Despite the rise of trap, there wasn't really anything to take dubstep's place as dance music's Next Big Thing. And it didn't feel like there was anything new on the horizon — at least, not a "scenius"-level newness, a collective movement towards something greater than the humdrum now. Everything kept getting bigger, but behind the breathless boosterism of overground and underground alike, there was a sense of spinning wheels. Economists have a word for this: "Stagflation."
Legacy genres like house, techno, drum and bass, and trance soldiered on, as they must. No slight to them; just as Japandroids proved the enduring pleasures of back-to-basics rock’n’roll, there was no shortage of if-it-ain't-broke-don't-fix-it classicism in dance music, particularly in that nameless space between underground and overground. But as electronic dance music's novelty faded, at least in the mainstream media, the scene suffered some very public growing pains. Maybe everyone was just feeling kvetchy — or perhaps that's just the new normal, now that we're all so deeply jacked into the social-media matrix — but the wider electronic-music scene felt especially prone to sniping and snarking this year.
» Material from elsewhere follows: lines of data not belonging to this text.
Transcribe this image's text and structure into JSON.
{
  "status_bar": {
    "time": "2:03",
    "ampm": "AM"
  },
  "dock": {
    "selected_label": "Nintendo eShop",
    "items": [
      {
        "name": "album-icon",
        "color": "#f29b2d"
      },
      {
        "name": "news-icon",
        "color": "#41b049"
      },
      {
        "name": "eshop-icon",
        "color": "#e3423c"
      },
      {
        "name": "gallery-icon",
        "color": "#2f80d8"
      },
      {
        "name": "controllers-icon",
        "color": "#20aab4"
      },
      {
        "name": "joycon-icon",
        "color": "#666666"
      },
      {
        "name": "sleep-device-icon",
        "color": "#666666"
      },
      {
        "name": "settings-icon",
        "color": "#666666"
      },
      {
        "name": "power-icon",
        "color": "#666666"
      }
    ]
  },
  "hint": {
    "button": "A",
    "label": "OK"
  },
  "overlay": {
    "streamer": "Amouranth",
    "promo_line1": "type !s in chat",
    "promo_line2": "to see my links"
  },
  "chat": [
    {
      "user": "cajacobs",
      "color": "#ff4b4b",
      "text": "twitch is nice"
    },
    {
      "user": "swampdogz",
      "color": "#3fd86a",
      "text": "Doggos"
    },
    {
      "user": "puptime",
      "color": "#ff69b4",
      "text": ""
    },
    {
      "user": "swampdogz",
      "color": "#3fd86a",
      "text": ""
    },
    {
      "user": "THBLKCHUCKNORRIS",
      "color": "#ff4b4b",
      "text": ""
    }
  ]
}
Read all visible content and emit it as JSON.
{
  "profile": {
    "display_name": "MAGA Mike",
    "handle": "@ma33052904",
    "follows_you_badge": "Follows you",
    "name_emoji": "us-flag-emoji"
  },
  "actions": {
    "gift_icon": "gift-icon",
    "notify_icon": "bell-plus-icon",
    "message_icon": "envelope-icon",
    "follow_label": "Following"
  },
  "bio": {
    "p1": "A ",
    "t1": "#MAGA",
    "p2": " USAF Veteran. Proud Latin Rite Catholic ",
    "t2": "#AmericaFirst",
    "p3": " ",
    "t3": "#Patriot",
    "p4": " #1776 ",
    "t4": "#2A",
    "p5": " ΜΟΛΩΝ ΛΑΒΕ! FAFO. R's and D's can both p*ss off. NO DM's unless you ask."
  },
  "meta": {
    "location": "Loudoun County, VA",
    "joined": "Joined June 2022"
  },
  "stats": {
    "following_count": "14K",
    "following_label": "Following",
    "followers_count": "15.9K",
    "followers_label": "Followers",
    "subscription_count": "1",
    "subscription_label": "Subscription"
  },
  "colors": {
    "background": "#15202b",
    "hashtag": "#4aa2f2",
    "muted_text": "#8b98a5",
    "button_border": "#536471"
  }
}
Deadmau5 (who else?) led the charge. The most cynical man in dance music — hell, maybe the most cynical man in the music industry, full stop — couldn't break his cycle of having his cake and biting the hand that was feeding it to him, with pronouncement after pronouncement (We all press play! I hate my label! Burn the industry down!) sending bloggers and forum jockeys into overdrive. On several occasions, veteran DJs got kicked off the decks (Dennis Ferrer at Miami's Mansion, Mark Farina at Las Vegas' Marquee, Tommie Sunshine at New York's W.I.P.) for allegedly not playing "commercial" enough. Interscope A&R rep Dave Rene, who signed Zedd, set off a firestorm on Resident Advisor when he made the actually pretty reasonable admission that he's more interested in selling records than contributing to anything as sentimental as a "scene." (Nevertheless, his comments left open the question of why anyone would care to know what he thinks about electronic music in the first place.)